Average margins fell significantly. At the moment, the average margin across all use classes in inventory financing is 217 basis points (Q2 2024: 246 bps) and 312 bps (Q2 2024: 336 bps) in project development financing. Loan-to-value ratios showed a mixed performance quarter over quarter: While the loan-to-value ratio in inventory financing dropped by 3.0 pp to 58.0 percent, the loan-to-cost ratio in property development financing increased by a modest 1.1 pp to 67.3 percent.
The fact that the rise in refinancing premiums was checked helped to stimulate the barometer score. Additional liquidity costs were thought to be flatlining by 72.4 percent (+16 pp) of the respondents, to be rising by 13.8 percent (-17 pp) and to be falling by another 13.8 percent (+1 pp).
Once again, residential real estate clearly topped the list of answers to the question which use class is prioritised in a bank’s lending policy, as it claimed 84.8 percent of the responses. This contrasts sharply with the picture two years ago: In Q3 2022, no less than 92.3 percent of the experts favoured the financing of office real estate stock, a ratio that has declined to 63.6 percent as of Q3 2024. The willingness to finance office developments took an even steeper nosedive, dropping from 81.8 to 39.4 percent. By contrast, a growing number of financial institutions are prepared to grant loans for hotel projects, with 48.5 percent financing portfolio properties (Q3 2022: 19.2 percent) and 42.4 percent bankrolling new-build developments (Q3 2022: 22.7 percent).
About the Methodology
The BF.Quartalsbarometer is compiled on behalf of BF.direkt AG, a specialist for real estate finance, by analytics firm bulwiengesa AG. The index provides a comprehensive picture of the sentiment and business climate among real estate lenders in Germany.

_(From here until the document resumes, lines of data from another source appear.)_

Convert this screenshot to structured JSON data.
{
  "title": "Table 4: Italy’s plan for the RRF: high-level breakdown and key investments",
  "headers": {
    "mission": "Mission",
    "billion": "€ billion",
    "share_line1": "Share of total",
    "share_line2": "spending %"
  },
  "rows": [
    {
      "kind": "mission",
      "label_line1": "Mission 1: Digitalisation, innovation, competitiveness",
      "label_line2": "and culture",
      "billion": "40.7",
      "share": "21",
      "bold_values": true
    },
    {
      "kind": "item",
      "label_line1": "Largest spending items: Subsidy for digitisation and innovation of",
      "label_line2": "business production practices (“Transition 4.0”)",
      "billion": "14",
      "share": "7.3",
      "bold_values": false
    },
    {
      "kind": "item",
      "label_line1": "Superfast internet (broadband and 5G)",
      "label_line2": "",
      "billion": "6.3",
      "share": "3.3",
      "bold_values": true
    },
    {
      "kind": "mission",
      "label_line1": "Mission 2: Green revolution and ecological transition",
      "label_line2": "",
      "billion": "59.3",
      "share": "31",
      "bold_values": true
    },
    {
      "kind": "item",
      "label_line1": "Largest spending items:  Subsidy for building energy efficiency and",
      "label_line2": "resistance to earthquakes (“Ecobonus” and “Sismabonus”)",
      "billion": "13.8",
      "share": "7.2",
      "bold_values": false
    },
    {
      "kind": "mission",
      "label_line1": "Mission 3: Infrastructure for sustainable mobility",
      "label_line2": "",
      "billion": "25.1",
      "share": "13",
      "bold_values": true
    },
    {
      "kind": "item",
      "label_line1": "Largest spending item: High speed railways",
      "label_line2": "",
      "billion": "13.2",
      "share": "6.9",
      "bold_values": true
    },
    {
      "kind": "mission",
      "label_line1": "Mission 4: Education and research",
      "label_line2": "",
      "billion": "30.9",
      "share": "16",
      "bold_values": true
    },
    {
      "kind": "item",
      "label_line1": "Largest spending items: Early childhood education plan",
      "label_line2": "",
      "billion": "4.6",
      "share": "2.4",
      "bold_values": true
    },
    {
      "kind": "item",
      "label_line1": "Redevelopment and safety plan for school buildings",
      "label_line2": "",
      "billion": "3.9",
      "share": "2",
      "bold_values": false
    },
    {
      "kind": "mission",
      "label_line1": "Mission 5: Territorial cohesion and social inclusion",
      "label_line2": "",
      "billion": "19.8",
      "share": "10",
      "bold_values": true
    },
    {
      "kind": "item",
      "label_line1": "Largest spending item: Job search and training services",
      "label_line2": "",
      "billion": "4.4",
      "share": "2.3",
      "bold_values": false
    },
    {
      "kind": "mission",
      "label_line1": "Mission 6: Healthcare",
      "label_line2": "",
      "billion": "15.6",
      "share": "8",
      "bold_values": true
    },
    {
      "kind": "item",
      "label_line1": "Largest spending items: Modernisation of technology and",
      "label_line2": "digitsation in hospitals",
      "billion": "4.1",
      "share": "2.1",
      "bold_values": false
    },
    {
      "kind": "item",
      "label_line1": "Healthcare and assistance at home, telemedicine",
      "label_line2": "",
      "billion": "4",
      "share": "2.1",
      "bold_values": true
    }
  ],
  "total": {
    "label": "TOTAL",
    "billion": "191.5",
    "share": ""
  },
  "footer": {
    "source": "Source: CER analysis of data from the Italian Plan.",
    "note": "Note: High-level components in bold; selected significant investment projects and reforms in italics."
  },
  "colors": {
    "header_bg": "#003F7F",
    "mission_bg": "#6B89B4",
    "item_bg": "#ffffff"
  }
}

For the survey underlying the BF.Quartalsbarometer, a total of about 110 experts are polled four times a year, all of whom are directly responsible for approving loans to real estate companies. The panel is staffed with representatives of diverse banks and other types of financiers. The BF.Quartalsbarometer score is compiled from diverse questionnaire components: the assessment of changes in the terms of financing, the performance in new lending, the amount of loan tranches granted, the risk tolerance of lenders by asset class, the level of LTV/LTC ratios, the development of margins, the importance of alternative funding options, and the trend in liquidity costs.